Employers aim to assess your grasp of finance with this basic finance interview question: can you simplify the concept? If not, you might not understand it as thoroughly as you believe.
Secondly, they test how you communicate complex ideas and whether you can convey them effectively to various audiences. In a finance role, you may need to explain complex financial data or concepts to colleagues, clients, or stakeholders who don't have a financial background.
Our advice is to practice this skill. For your finance interview prep, choose a few complex financial concepts and try explaining them as simply as possible—as if you're talking to a friend or family member. Remember, the aim is not to impress with big words but to communicate effectively.
Suppose you're talking to a grandparent who has just asked you about the time value of money. You can ask them if they've ever heard of the saying, “A dollar today is worth more than a dollar tomorrow?” Continue by clarifying that that's the idea behind the time value of money. The money you have right now is generally more valuable than the same amount in the future.
And why is that? There are a few reasons. One is that you can take advantage of the money you have now by putting it in a bank or investing it so that it can grow over time. In other words, you can earn more on top of what you already have.
Answer Example
Situation: Imagine explaining the concept of the time value of money to a college friend studying a non-finance major. They're curious but don't have a background in finance.
Task: I aim to explain the time value of money clearly and concisely, using an example that incorporates a bit more technical detail while remaining accessible.
Action: I begin by revisiting the familiar saying, “A dollar today is worth more than a dollar tomorrow,” to set a foundational understanding. Then, I introduce the concept of interest rates to add a layer of specificity. I explain, “If you have $100 today, and you put it in a savings account with an annual interest rate of 5%, in one year, your $100 will grow to $105. This growth is due to interest, which is essentially the reward you get for letting the bank use your money. Now, if you were to receive $100 a year from now instead, you'd miss out on that potential to earn an extra $5. That's why we say the $100 today is more valuable—it has more potential to grow.”
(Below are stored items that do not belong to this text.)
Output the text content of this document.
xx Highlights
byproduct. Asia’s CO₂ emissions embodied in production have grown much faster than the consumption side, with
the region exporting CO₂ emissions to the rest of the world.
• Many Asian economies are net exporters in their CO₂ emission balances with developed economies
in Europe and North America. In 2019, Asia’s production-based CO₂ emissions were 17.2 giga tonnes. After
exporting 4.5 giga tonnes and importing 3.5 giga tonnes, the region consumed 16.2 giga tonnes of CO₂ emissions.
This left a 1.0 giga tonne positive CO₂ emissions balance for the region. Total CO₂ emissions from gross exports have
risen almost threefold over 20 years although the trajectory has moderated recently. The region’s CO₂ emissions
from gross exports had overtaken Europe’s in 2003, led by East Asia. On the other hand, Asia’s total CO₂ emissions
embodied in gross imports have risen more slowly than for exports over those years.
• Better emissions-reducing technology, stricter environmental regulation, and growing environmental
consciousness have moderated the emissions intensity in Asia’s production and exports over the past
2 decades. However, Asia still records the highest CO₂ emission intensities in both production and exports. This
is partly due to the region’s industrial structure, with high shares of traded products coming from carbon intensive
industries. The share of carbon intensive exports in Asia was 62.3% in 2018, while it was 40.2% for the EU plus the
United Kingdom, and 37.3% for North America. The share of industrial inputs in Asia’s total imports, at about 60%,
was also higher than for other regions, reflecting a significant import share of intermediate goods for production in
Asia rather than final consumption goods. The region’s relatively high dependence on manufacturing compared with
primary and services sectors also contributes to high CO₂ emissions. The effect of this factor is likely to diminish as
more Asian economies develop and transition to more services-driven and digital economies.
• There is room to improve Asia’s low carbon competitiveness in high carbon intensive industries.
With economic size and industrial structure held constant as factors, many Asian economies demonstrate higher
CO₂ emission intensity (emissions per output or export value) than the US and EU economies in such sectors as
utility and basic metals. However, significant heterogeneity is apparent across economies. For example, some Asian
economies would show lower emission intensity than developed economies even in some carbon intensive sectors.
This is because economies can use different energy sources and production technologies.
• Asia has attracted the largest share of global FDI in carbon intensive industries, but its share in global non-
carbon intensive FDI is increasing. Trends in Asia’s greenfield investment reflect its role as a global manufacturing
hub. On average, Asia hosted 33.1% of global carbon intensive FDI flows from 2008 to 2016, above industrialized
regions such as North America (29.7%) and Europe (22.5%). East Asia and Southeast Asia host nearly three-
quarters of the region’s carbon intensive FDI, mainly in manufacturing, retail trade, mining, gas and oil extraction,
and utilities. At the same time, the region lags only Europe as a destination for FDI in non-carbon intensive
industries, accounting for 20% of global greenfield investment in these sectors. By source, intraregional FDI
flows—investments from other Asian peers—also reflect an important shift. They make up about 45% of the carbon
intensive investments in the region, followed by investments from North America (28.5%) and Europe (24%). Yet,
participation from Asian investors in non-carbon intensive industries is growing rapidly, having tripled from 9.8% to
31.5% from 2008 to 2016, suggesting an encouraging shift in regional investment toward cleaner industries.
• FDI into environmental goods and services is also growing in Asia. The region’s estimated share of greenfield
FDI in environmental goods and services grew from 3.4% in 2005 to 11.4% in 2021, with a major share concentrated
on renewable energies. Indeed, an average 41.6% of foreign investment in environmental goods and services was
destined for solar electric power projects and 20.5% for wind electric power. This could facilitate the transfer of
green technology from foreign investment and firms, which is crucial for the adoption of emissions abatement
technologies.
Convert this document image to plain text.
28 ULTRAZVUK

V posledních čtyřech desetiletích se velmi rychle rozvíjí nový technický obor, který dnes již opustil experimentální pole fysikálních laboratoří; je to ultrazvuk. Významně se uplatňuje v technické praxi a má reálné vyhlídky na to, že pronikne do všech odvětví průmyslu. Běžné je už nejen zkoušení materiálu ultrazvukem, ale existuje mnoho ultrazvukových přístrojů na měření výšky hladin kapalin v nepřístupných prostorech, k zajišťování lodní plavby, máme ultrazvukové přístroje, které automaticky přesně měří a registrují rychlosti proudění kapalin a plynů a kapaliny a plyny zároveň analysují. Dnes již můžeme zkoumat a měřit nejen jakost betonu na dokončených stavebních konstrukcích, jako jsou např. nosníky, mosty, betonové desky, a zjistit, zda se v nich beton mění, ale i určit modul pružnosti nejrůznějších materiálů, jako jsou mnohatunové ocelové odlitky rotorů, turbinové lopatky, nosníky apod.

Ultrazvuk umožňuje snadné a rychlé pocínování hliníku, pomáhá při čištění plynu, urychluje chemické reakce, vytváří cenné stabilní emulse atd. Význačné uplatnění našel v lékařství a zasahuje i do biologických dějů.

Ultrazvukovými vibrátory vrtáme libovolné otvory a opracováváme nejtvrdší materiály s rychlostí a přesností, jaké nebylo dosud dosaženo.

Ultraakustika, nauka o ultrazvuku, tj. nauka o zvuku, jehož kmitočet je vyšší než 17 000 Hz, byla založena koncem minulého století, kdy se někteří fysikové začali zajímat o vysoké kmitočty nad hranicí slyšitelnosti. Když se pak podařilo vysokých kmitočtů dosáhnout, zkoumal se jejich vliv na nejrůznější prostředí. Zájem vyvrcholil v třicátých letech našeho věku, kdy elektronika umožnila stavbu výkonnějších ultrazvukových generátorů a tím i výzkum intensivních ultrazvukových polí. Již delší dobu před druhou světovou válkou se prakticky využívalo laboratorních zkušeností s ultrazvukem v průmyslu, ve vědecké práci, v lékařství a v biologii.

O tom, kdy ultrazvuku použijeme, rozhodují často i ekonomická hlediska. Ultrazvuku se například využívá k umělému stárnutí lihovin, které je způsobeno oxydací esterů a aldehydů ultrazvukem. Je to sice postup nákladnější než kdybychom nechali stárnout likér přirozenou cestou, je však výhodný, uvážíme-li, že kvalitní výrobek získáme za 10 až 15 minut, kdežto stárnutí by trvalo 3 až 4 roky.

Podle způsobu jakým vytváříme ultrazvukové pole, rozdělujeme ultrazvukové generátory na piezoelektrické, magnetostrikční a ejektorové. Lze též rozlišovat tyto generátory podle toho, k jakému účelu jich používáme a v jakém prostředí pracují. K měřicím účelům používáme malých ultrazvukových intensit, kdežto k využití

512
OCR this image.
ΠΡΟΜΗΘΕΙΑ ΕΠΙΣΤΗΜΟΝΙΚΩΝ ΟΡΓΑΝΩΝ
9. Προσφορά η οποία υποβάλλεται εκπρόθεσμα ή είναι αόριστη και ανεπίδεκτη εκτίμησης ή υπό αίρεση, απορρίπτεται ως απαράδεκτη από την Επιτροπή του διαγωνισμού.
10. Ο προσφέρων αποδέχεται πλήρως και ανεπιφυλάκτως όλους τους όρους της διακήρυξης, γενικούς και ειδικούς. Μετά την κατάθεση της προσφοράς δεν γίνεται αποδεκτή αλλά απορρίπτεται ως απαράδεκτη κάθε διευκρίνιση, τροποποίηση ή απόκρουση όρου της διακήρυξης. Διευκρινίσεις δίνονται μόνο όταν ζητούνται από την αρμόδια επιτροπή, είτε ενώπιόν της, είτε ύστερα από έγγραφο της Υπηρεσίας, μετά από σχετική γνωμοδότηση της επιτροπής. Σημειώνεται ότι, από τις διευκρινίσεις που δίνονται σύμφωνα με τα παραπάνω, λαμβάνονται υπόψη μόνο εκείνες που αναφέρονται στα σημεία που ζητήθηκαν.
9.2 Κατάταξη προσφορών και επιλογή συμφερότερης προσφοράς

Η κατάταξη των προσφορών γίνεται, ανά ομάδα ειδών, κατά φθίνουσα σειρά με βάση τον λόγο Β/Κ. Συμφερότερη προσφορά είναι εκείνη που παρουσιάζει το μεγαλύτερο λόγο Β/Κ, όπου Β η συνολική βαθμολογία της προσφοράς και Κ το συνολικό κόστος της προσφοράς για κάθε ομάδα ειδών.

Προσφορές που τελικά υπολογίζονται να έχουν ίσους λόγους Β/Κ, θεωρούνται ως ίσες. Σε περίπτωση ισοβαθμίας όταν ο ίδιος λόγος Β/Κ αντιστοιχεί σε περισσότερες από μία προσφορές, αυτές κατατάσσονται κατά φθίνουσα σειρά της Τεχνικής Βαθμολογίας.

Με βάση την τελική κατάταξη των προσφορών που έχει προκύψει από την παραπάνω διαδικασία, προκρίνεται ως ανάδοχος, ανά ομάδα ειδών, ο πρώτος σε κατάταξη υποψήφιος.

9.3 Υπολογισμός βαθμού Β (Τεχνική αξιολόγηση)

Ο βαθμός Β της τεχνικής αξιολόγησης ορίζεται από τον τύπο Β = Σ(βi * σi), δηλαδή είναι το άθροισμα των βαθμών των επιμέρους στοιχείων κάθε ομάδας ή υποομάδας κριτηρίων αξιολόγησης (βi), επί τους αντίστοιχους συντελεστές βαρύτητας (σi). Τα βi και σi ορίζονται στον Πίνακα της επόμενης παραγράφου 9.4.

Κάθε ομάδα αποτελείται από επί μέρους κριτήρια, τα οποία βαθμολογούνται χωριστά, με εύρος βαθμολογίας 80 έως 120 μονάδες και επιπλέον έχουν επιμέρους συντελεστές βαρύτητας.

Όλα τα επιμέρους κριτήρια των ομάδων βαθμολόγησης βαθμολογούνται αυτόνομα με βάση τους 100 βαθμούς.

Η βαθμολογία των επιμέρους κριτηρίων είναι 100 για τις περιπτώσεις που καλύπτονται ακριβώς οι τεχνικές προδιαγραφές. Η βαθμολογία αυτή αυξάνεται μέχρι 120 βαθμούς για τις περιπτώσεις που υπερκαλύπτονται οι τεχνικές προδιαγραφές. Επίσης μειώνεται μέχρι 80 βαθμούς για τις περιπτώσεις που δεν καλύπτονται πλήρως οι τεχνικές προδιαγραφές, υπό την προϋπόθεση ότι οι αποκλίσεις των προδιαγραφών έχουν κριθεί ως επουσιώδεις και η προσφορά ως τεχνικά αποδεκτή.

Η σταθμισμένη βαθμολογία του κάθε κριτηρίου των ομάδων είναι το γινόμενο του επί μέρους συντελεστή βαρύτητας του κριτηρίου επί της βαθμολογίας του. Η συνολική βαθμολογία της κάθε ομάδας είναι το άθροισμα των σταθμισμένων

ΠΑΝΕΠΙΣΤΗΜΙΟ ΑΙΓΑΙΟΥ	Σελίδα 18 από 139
Then, I move on to the concept of inflation. “Inflation reduces the purchasing power of money over time, meaning what you can buy for $100 today might cost more in the future. A few years ago, $100 could buy you a week's worth of groceries. Today, it can only last you a few days. This is the result of inflation. So, if you were to receive that $100 one year from now, not only would you miss out on the opportunity to earn the additional $5 in interest, but that $100 might also buy less due to inflation.”
Result: My friend grasped that money has the potential to grow over time through interest, but not taking advantage of this interest could mean losing value through inflation. They recognized how the time value of money plays a crucial role in financial decisions, appreciating its importance in personal finance and investment planning.